Estudo clínico do MCTI comprova que nitazoxanida reduz a carga viral de pacientes com a Covid-19 na fase inicial da doença

Descoberta do tratamento fez parte da estratégia de reposicionamento de fármacos, proposta pela RedeVirus MCTI, comitê de especialistas criado em fevereiro

Um estudo clínico apoiado pelo Ministério da Ciência, Tecnologia e Inovações (MCTI) comprovou que o medicamento nitazoxanida é capaz de reduzir a carga viral de pacientes com sintomas iniciais de Covid-19. O estudo teve a participação de 1.575 voluntários em 7 cidades do país, e os resultados foram anunciados no dia 19 deste mês, em Brasília, pelo presidente da República, Jair Bolsonaro, e o ministro da Ciência, Tecnologia e Inovações, Marcos Pontes.

Segundo a coordenadora do estudo, a professora Patrícia Rocco, titular da Universidade Federal do Rio de Janeiro (UFRJ), a diminuição da carga viral representa uma menor possibilidade de contágio pelos pacientes tratados e evita o agravamento das condições de saúde. Os dados mais detalhados da pesquisa não puderam ser divulgados, pois o estudo foi submetido a uma publicação científica internacional. Segundo a pesquisadora, em face do momento de pandemia e número de contaminados, a revelação dos resultados é importante.

“Infelizmente, no momento, não poderei relatar mais detalhes sobre o estudo, já que ele foi submetido a uma revista internacional, o que faria com que perdêssemos o ineditismo, limitando a publicação. No entanto, no Brasil continuam morrendo em torno de 500 pessoas por dia. Como cientistas, nós sempre pensamos que o artigo deve ser revisado e publicado por nossos pares. Entretanto, mesmo na pandemia, seria correto omitirmos esse dado e esperarmos um mês para divulgar?”, ponderou.

O ministro Marcos Pontes se solidarizou com os atingidos pela pandemia e destacou o papel da ciência brasileira. O ministro também apresentou outras qualidades da nitazoxanida, como o baixo custo e a ausência de efeitos colaterais sérios. Pontes advertiu que o remédio não pode ser usado como forma de prevenir a Covid-19.

“A gente pode ajudar a reduzir o problema. Nós temos um medicamento comprovado cientificamente capaz de reduzir a carga viral. Isso significa que reduz o contágio entre as pessoas, diminui a probabilidade de agravamento de sintomas”.

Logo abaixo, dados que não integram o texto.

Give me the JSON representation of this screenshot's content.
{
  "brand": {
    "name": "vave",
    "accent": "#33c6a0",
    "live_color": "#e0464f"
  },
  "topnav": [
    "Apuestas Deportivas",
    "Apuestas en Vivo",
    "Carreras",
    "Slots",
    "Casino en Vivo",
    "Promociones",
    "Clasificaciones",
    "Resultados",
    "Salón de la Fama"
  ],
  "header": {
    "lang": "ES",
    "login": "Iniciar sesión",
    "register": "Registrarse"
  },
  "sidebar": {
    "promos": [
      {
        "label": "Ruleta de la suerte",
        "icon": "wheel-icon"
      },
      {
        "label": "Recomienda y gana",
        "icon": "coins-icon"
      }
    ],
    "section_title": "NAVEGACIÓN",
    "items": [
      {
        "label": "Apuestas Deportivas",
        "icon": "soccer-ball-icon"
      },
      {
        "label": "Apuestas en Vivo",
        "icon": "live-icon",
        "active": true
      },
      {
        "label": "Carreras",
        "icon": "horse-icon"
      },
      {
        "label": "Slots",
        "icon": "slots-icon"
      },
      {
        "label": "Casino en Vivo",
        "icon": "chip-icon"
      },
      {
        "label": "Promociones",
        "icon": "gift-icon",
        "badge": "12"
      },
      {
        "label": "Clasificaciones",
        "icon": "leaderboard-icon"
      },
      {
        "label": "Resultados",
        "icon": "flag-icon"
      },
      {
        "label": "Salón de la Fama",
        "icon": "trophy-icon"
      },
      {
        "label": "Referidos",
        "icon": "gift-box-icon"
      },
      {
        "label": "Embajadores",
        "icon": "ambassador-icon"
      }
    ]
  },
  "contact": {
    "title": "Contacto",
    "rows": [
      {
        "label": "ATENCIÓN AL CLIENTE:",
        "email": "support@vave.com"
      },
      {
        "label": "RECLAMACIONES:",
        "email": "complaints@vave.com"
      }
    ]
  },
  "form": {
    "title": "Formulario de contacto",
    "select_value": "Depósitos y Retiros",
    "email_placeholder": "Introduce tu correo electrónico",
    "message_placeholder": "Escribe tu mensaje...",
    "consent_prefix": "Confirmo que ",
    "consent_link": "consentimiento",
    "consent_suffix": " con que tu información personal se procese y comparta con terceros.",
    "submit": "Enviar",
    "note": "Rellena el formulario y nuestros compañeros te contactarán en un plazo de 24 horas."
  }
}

O ministro também lembrou que o esforço para a descoberta do tratamento começou em fevereiro com a criação da RedeVirus MCTI, um comitê de especialistas que traçou estratégias para o enfrentamento da pandemia. Uma dessas linhas foi o reposicionamento de fármacos, que consiste em testar medicamentos já existentes para o tratamento de outras doenças. Marcos Pontes concluiu que o próximo passo para definição de como o remédio será usado passa pelo Ministério da Saúde. “Nós estamos passando o bastão para o Ministério da Saúde, para o general Pazuello dar continuidade ao trabalho”.

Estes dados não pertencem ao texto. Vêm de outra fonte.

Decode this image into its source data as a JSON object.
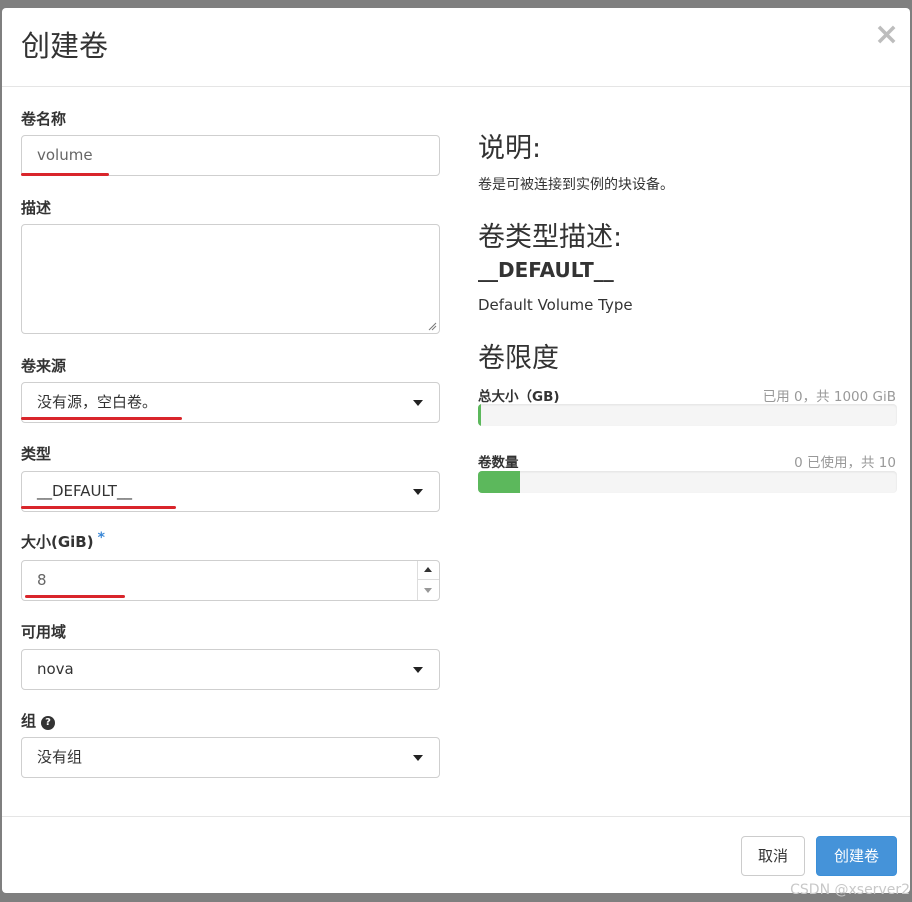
{
  "dialog": {
    "title": "创建卷",
    "close_glyph": "×"
  },
  "form": {
    "name_label": "卷名称",
    "name_value": "volume",
    "description_label": "描述",
    "description_value": "",
    "source_label": "卷来源",
    "source_value": "没有源，空白卷。",
    "type_label": "类型",
    "type_value": "__DEFAULT__",
    "size_label": "大小(GiB)",
    "size_required": "*",
    "size_value": "8",
    "az_label": "可用域",
    "az_value": "nova",
    "group_label": "组",
    "group_help_glyph": "?",
    "group_value": "没有组"
  },
  "info": {
    "description_heading": "说明:",
    "description_text": "卷是可被连接到实例的块设备。",
    "type_heading": "卷类型描述:",
    "type_name": "__DEFAULT__",
    "type_desc": "Default Volume Type",
    "limits_heading": "卷限度",
    "total_size_label": "总大小（GB)",
    "total_size_text": "已用 0，共 1000 GiB",
    "total_size_fraction": 0.004,
    "count_label": "卷数量",
    "count_text": "0 已使用，共 10",
    "count_fraction": 0.1
  },
  "footer": {
    "cancel_label": "取消",
    "submit_label": "创建卷"
  },
  "watermark": "CSDN @xserver2",
  "colors": {
    "primary": "#4593d9",
    "progress": "#5cb85c",
    "annotation": "#d9252b",
    "required": "#3a87d6"
  }
}
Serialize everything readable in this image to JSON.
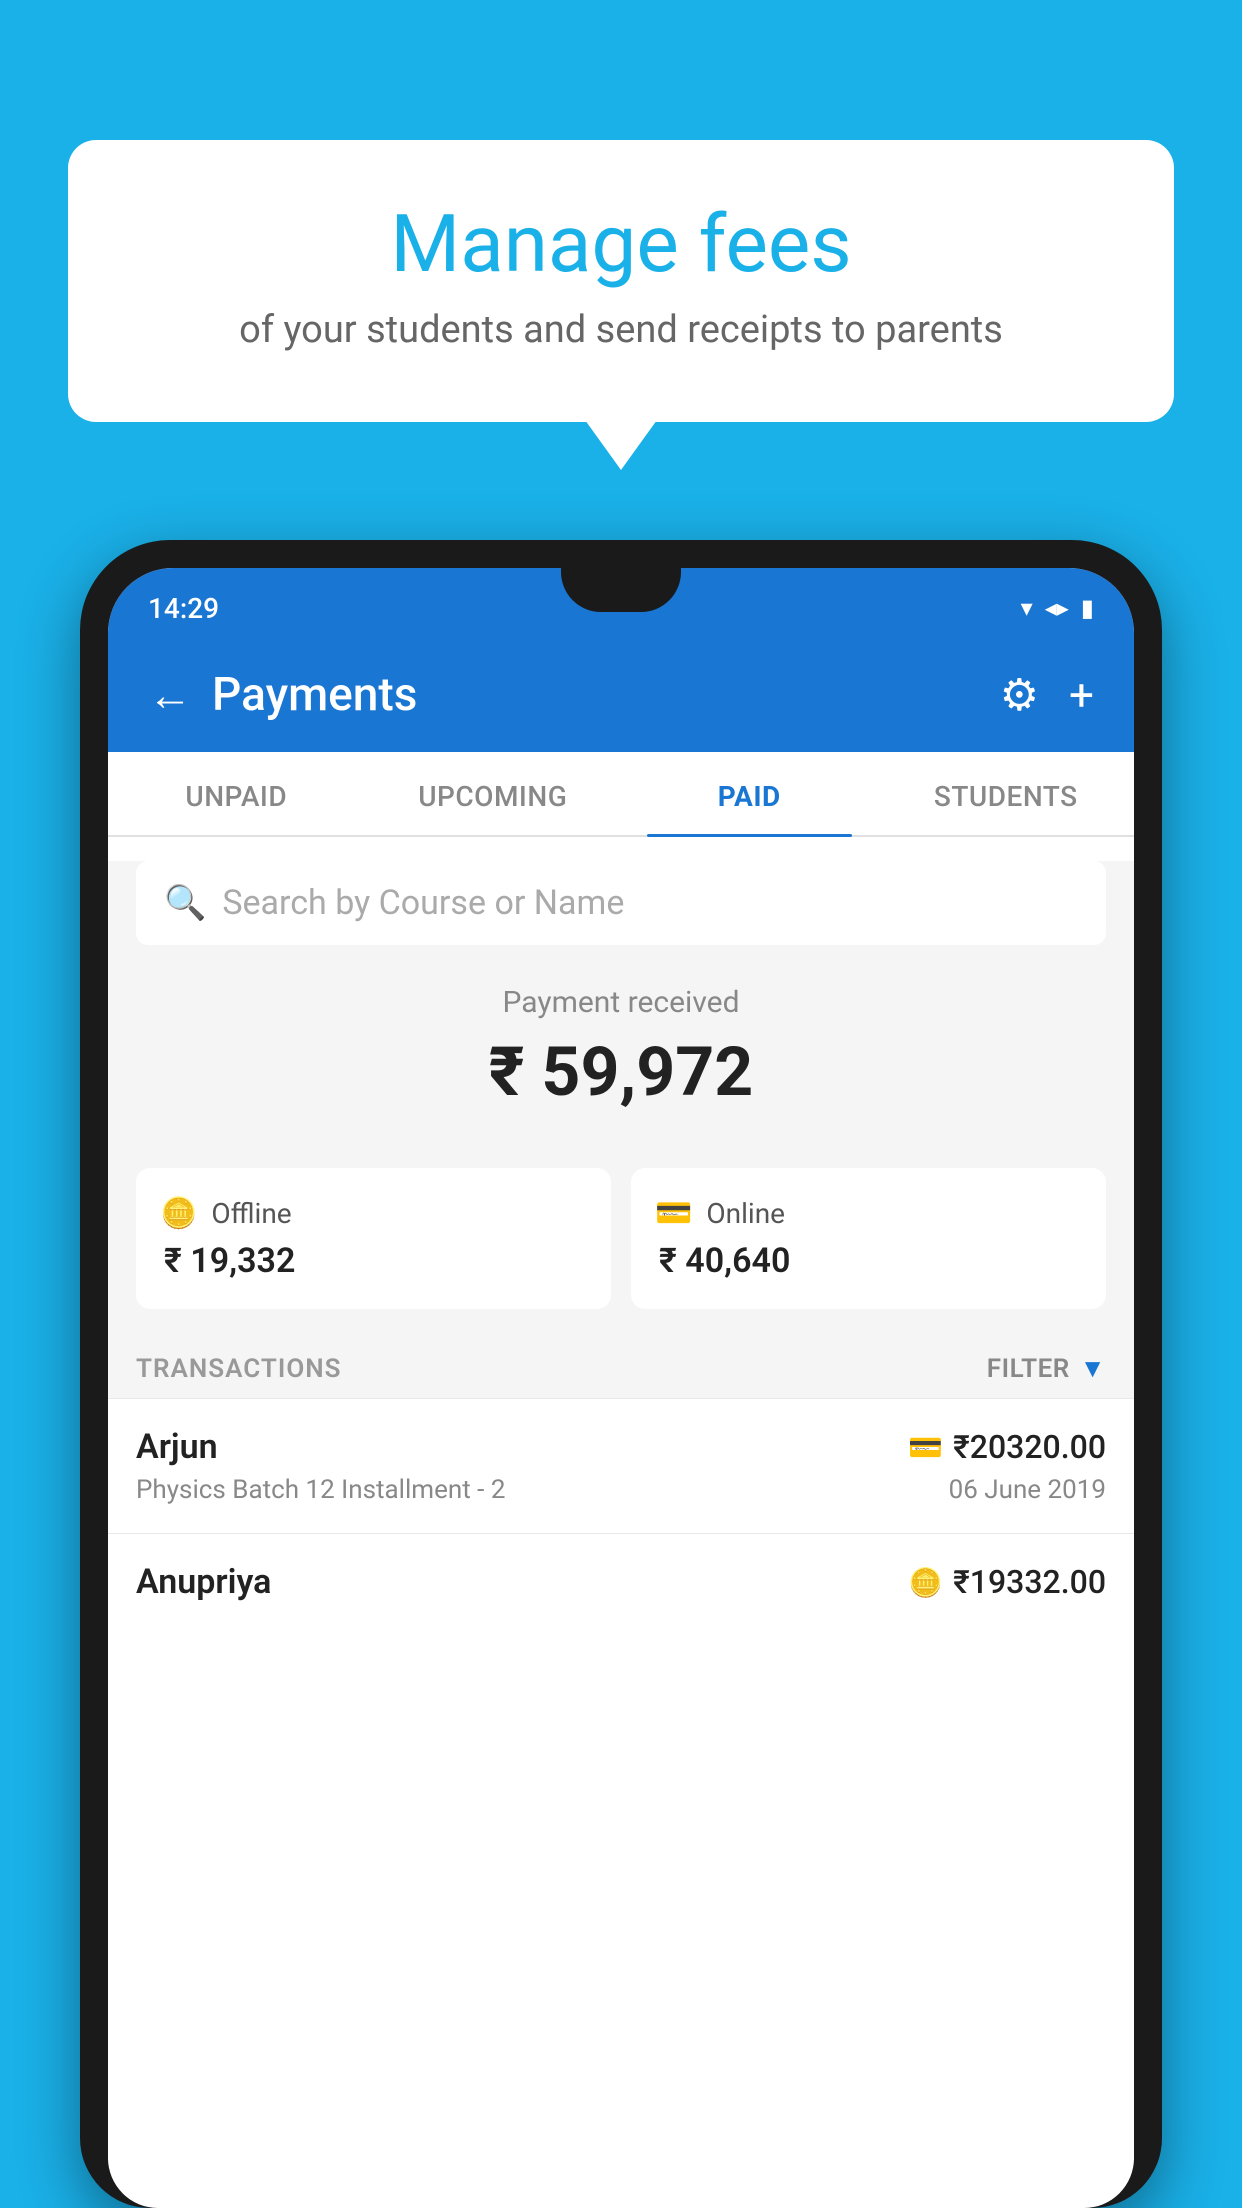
{
  "page": {
    "background_color": "#1ab0e8"
  },
  "bubble": {
    "title": "Manage fees",
    "subtitle": "of your students and send receipts to parents"
  },
  "status_bar": {
    "time": "14:29",
    "wifi_icon": "▼",
    "signal_icon": "▲",
    "battery_icon": "▮"
  },
  "header": {
    "title": "Payments",
    "back_label": "←",
    "settings_icon": "⚙",
    "add_icon": "+"
  },
  "tabs": [
    {
      "label": "UNPAID",
      "active": false
    },
    {
      "label": "UPCOMING",
      "active": false
    },
    {
      "label": "PAID",
      "active": true
    },
    {
      "label": "STUDENTS",
      "active": false
    }
  ],
  "search": {
    "placeholder": "Search by Course or Name"
  },
  "payment_summary": {
    "label": "Payment received",
    "amount": "₹ 59,972",
    "offline_label": "Offline",
    "offline_amount": "₹ 19,332",
    "online_label": "Online",
    "online_amount": "₹ 40,640"
  },
  "transactions": {
    "section_label": "TRANSACTIONS",
    "filter_label": "FILTER",
    "items": [
      {
        "name": "Arjun",
        "course": "Physics Batch 12 Installment - 2",
        "amount": "₹20320.00",
        "date": "06 June 2019",
        "payment_type": "online"
      },
      {
        "name": "Anupriya",
        "course": "",
        "amount": "₹19332.00",
        "date": "",
        "payment_type": "offline"
      }
    ]
  }
}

Por fim, o presidente da República, Jair Bolsonaro, elogiou o trabalho do ministro e a atuação do Governo Federal durante a pandemia, cuidando também da economia e dos empregos. “O ministro Marcos Pontes chegou pra mim com uma planilha mostrando os resultados de medicamento, a nitazoxanida. Num primeiro momento, todos desconfiaram. Com muita coragem o ministro levou a proposta avante até que surgiu essa resposta através das observações, uso pelas pessoas e constatação da diminuição da carga viral”, colocou.

Histórico

Utilizando inteligência artificial em testes com 2 mil fármacos, o Centro Nacional de Pesquisa em Energia e Materiais (CNPEM), organização social vinculada ao MCTI, identificou cinco remédios com potencial para combater a replicação do novo coronavírus. Um deles, a nitazoxanida, reduziu em 94% a carga viral em células infectadas in vitro.

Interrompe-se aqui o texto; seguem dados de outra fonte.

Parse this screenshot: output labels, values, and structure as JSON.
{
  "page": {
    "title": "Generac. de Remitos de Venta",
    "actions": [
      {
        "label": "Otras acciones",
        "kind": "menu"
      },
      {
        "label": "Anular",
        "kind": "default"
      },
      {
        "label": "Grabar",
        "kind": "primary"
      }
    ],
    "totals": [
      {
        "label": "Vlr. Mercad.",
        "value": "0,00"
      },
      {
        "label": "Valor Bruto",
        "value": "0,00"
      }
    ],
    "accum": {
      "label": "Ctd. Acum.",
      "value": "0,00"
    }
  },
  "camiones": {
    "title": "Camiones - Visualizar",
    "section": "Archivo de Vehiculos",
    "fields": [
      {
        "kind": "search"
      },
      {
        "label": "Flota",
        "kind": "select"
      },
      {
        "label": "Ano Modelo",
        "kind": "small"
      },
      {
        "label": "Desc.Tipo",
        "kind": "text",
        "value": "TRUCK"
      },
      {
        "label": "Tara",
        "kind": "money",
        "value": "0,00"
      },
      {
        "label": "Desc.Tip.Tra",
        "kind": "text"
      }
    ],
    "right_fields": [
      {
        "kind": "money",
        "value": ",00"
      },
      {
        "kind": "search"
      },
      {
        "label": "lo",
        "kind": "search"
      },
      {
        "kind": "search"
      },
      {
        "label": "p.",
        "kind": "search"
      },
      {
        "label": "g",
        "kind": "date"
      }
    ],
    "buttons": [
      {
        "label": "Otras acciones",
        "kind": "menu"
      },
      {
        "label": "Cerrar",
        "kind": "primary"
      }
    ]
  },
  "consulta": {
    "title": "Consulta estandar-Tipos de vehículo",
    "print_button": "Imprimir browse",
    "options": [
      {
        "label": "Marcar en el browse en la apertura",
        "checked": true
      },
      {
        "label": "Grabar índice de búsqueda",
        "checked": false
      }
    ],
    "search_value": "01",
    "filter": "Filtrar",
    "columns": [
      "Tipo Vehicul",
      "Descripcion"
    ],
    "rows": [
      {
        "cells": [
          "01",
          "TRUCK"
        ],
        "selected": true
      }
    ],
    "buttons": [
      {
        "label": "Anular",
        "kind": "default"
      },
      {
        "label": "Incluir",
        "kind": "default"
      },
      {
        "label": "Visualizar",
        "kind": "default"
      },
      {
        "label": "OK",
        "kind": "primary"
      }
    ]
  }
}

Em seguida, com aprovação da Comissão Nacional de Ética em Pesquisa (Conep), o ministério deu início ao protocolo de testes com a nitaxozanida no tratamento de pacientes com sintomas iniciais de Covid-19, como febre, tosse e fadiga. Assim foi lançada a campanha #500VoluntáriosJÁ, que levou carretas para receber os participantes dos estudos nas cidades de Ceilândia (DF), Bauru, Sorocaba, Barueri, Guarulhos e São Caetano do Sul, em São Paulo, e Juiz de Fora (MG). Os estudos foram conduzidos no padrão “duplo cego”, em que nem os pacientes ou médicos tinham conhecimento da medicação usada e poderiam tanto receber a nitazoxanida ou o placebo.